壁面収納が教室環境を変える

教育環境研究所 研究誌01
Eye-span2012.May

 

「家具」 から 「学校」をみつめる

 

 

長澤 悟Satoru Nagasawa                                                                                                                       

 

 

 

教室空間の計画史をたどってみよう。
明治の初め教室は授業のための神聖な場であった。
生徒は授業時間以外には外に出され、居場所として生徒控所が別に設けられた。
 
今の教室に近づくのは大正時代だ。
児童中心主義、体験重視の教育が指向され、教室に学級文庫や展示台が置かれ、子どもの表現の具として背面黒板が設けられた。
 
昭和30 年代にはロッカー・掃除具・流し等の生活的要素を集めた前室を教室に付加する提案が行われた。
しかし、教室数の確保に追われ、学級教室・普通教室と言えば、正面に黒板、小学校だと横に教師コーナー、背面に鞄棚があり、上部が掲示面という、誰にも思い浮かぶ姿となった。
 
ところで、これは教育空間、クラスや子どもたちの学校生活の中心となる場としてふさわし
い環境なのだろうか。
 
 
教室の収納家具
ここで改めて考えてみたいのが教室の収納家具である。
欧米の学校では教室内にオープンな鞄棚はまず見当たらない。
 
持物の収納には鞄棚やコート掛け通路に置かれ、あるいは別にロッカースペースが確保される。
一方、教室内には壁面一杯に教材収納戸棚が設けられ、その色彩や木の優しさが教室空間に明るさや落ち着きを与えている。
 
失礼ながら必ず扉を開けて中を見るのだが、アメリカ、イギリス、フィンランド、スイス等、どこでも文具や教材、作品等がわかりやすく整理整頓されていた。
必要なものが随時取り出せ、仕舞えることで、子どもを学習に誘う新鮮な教育環境が保たれる。
 
                   
      スライドするホワイトボードの下に収納棚がある。                 収納棚と板書面を一体化したユニット家具。
      背面にも定規を収納している。TORSTOP SCHOOL            KUOPPANUMMEN SCHOOL
 
     
       教材を整理する収納棚が充実した教室
        TORSTOP SCHOOL
 
 
日本の教室に話を戻すと、当然と思っている背面の鞄棚は教育活動の場には本来そぐわない。
収納が乱れていれば教室の雰囲気を壊し、ロッカー室で勉強しているようになる。
 
棚の上の高い位置に掲示された作品や教材は、子どもの目には遠すぎる。
また例えば制作活動の時には大事な材料となる牛乳パックやダンボールも、ただ積み上げられていればごみの山に過ぎない。
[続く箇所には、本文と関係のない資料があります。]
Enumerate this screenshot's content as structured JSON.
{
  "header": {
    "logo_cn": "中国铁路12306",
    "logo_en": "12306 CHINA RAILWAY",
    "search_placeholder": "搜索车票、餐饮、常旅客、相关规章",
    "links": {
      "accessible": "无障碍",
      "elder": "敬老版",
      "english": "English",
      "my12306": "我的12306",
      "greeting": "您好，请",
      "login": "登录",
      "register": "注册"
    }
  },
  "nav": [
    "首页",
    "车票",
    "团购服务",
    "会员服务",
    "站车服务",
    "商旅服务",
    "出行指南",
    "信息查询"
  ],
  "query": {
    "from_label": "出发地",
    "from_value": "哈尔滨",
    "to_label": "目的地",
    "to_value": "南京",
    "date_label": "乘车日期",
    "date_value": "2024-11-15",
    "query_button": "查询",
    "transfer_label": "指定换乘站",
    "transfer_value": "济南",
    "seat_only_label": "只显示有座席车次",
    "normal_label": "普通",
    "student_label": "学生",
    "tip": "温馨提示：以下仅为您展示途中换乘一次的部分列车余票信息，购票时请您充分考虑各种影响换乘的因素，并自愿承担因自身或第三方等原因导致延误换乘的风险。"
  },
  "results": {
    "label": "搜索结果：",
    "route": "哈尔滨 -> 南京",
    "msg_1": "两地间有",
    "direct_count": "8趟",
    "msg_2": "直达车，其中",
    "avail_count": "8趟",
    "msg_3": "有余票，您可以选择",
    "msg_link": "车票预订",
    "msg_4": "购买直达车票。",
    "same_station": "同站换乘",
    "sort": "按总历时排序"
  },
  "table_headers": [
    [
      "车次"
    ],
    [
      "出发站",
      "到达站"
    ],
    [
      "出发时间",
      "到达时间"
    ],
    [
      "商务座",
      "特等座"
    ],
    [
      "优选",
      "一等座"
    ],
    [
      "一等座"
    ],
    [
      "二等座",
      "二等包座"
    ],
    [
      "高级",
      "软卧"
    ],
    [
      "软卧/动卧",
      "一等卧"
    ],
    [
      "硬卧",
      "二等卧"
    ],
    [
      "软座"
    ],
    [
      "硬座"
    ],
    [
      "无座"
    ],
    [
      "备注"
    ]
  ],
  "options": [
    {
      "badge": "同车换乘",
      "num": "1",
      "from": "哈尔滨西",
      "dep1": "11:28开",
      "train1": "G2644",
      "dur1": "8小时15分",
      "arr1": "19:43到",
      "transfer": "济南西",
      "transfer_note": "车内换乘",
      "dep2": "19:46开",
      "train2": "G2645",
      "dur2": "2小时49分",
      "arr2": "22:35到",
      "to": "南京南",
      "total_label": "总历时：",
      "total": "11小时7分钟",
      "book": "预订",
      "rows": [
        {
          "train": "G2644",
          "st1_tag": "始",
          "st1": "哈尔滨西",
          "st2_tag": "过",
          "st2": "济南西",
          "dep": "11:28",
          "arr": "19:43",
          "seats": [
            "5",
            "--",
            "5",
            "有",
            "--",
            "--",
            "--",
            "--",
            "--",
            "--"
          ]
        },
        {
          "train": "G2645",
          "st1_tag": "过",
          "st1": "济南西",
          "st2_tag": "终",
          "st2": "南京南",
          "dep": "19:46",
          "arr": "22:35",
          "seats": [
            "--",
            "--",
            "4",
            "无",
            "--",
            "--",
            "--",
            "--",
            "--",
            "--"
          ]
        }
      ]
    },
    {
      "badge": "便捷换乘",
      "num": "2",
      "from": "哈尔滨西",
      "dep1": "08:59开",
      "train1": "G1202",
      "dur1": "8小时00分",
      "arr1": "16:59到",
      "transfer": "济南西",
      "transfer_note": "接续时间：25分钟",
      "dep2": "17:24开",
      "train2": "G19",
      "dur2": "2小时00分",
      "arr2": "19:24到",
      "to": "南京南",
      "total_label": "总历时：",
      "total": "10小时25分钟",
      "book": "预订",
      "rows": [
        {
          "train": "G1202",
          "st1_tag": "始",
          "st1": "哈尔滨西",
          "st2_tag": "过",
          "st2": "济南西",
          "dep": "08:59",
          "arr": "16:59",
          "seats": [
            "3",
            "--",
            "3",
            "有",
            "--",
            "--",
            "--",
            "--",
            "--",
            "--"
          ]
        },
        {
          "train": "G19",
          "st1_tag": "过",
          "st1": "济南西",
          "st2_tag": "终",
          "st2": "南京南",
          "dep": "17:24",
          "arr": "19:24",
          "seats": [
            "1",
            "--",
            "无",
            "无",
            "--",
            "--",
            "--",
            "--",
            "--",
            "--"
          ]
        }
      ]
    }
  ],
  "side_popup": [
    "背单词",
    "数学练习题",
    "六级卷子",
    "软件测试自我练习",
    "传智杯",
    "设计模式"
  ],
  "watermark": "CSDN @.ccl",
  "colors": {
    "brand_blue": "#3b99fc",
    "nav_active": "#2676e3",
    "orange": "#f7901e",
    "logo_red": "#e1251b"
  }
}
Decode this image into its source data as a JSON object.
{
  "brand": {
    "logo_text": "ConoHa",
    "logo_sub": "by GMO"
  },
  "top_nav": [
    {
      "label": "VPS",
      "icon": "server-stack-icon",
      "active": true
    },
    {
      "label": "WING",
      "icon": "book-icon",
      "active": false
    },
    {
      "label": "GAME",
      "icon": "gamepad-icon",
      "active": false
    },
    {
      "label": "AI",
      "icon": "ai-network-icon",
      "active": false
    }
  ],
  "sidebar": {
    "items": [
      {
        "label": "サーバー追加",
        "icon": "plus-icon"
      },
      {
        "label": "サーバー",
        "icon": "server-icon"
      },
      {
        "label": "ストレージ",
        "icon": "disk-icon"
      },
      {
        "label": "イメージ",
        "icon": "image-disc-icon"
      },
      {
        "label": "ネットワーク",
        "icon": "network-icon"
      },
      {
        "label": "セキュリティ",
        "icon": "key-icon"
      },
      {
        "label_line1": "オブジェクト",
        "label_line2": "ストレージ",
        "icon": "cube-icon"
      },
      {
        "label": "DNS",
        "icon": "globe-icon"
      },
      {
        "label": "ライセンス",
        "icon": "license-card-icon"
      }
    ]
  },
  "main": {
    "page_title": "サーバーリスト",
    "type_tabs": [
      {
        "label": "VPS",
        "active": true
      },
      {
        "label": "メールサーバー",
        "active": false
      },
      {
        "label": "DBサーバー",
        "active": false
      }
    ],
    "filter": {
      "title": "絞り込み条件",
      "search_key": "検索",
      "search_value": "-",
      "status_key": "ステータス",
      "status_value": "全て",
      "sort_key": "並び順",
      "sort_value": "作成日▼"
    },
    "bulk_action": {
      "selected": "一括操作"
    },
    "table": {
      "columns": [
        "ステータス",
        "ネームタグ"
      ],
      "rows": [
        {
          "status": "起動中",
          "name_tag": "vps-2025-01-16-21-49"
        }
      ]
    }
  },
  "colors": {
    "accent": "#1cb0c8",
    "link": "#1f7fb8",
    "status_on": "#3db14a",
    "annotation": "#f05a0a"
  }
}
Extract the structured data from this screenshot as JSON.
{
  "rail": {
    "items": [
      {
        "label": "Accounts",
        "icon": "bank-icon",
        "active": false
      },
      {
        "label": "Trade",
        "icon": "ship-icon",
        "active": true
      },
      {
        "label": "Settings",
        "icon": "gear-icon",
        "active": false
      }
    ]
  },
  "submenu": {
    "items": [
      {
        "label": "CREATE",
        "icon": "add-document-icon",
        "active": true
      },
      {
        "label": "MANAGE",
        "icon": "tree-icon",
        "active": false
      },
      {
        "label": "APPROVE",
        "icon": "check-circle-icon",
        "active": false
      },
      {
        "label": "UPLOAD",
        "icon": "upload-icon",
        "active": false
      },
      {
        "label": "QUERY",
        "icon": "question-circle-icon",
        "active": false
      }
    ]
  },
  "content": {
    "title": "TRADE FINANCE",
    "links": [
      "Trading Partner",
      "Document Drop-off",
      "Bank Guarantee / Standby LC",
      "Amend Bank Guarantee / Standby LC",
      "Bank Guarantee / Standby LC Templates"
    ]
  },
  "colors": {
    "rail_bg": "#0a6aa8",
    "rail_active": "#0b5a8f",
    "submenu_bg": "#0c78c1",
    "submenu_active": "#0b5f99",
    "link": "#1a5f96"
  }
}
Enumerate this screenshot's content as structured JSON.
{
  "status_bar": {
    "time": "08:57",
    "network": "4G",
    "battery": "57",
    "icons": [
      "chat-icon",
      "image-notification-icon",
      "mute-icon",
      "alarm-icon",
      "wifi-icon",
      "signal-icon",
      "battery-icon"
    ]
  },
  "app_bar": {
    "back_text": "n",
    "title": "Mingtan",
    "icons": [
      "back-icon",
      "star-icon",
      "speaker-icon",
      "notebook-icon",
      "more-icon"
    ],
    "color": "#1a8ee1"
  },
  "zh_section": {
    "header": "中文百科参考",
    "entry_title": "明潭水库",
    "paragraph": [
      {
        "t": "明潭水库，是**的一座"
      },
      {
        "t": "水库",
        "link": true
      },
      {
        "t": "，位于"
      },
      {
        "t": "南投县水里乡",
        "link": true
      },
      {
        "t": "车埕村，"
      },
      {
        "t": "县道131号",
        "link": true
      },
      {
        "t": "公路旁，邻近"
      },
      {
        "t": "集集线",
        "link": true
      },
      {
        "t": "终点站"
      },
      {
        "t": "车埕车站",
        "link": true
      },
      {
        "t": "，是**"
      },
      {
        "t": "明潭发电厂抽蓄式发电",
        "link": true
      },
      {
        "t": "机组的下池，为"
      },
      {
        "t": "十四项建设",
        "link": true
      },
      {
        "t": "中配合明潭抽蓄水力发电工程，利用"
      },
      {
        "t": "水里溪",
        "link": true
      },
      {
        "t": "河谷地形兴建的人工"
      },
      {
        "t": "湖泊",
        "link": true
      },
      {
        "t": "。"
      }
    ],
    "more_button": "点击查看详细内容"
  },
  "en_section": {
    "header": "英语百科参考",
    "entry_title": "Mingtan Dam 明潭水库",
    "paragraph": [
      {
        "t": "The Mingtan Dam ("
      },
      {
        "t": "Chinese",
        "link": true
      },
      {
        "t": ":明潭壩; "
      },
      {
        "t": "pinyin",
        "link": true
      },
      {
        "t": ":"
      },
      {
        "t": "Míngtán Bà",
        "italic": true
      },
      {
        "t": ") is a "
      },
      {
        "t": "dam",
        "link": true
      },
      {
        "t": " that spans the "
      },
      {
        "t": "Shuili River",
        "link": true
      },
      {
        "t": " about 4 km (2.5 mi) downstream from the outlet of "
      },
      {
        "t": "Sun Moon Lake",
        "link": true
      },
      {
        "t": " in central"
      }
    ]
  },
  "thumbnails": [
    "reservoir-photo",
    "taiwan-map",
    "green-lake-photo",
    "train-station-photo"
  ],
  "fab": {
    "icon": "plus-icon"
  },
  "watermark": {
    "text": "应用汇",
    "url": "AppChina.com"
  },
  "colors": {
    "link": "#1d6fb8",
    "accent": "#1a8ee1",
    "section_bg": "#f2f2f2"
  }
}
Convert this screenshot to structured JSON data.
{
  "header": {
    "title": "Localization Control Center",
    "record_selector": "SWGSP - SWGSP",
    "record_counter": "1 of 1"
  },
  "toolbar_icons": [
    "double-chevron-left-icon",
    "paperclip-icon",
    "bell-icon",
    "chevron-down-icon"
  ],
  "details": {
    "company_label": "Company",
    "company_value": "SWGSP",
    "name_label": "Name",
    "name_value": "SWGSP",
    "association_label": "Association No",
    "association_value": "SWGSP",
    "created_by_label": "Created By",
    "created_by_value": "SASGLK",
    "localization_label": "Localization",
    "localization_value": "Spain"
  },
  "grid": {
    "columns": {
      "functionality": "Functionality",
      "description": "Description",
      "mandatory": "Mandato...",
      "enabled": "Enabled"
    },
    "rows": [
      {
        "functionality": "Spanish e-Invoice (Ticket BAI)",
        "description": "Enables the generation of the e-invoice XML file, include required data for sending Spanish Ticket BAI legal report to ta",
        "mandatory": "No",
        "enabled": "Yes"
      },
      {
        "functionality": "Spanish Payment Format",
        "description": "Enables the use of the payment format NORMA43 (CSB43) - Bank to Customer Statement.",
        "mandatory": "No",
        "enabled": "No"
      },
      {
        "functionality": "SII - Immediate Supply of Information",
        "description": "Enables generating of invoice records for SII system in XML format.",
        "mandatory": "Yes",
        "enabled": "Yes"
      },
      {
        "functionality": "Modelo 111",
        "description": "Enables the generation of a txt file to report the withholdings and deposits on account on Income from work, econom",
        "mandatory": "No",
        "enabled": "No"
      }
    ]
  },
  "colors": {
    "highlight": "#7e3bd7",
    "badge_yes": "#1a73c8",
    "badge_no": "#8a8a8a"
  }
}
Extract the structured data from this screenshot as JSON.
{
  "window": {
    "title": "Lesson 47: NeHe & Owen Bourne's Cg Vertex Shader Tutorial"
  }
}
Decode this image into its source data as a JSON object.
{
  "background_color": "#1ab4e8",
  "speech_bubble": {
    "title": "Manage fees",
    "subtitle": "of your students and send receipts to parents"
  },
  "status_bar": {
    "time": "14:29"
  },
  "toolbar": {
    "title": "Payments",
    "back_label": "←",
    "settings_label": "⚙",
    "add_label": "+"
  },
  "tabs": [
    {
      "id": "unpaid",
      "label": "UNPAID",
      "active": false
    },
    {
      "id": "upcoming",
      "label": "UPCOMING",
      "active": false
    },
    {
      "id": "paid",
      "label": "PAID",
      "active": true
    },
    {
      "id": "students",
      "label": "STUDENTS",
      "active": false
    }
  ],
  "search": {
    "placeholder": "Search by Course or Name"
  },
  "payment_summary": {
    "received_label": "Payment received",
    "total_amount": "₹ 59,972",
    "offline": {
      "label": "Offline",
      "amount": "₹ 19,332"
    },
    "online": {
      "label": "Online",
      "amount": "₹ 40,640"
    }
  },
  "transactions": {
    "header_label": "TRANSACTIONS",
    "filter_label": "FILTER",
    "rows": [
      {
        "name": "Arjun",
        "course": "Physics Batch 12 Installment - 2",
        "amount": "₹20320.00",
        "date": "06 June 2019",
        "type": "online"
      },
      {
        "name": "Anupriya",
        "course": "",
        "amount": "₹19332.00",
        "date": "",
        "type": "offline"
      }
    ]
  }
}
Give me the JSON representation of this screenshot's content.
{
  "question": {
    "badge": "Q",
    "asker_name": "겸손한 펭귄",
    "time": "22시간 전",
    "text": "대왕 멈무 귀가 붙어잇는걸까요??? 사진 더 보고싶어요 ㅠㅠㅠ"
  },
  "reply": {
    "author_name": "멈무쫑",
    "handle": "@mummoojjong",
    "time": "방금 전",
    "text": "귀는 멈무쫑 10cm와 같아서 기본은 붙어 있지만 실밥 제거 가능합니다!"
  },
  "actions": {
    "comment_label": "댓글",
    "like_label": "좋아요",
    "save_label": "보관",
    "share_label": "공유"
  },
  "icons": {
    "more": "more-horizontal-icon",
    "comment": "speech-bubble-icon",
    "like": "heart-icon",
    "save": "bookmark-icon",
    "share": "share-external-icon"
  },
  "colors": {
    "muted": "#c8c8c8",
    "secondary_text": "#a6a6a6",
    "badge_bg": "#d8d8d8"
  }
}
教室の片隅に置かれた給食ワゴンは、食事時以外は無用のものだ。
 
和室が片付き、多目的に使われるのは押入れがあるから。
同様に教室には壁面収納戸棚を十分に設けたい。
中段にカウンターや流しを設けたり、扉を掲示面にしたりすることも有効だろう。
 
                   
     既存施設を改修して収納と板書を一体化した。板書の背面         教室前面を収納棚とし、黒板を取り付けた。
     は掲示面として利用できる。横浜市立港北小学校                       トキワ松学園小学校(東京都)
 
      
      オープンスペースとの間に一部壁を設け収納棚とした。オープン
      スペース側は掲示面としている。 武蔵野市立大野田小学校
 
 
 
東日本大震災からの学校の復興と家具
家具はインテリアを構成する要素として、教室の雰囲気を変える力も持つ。
 
東日本大震災からの学校施設の復興が進まない。
統合や高台移転等、議論ができないため、プレファブ校舎の建設でしのいでいるケースも多く、寂しい空間と言える。そこに木製収納家具を用意すれば、教室に潤いを与えることができるのではないだろうか。
 
本校舎完成の折には移設すれば無駄にもならない。
地域の材と技術で作り、顔の見える関係ができれば、子どもの喜びも、作る側の復興への勇気もより大きくなることだろう。
学校家具メーカーや木材、木工関係者の協力により子どもたちへのプレゼントを夢見ているところだ。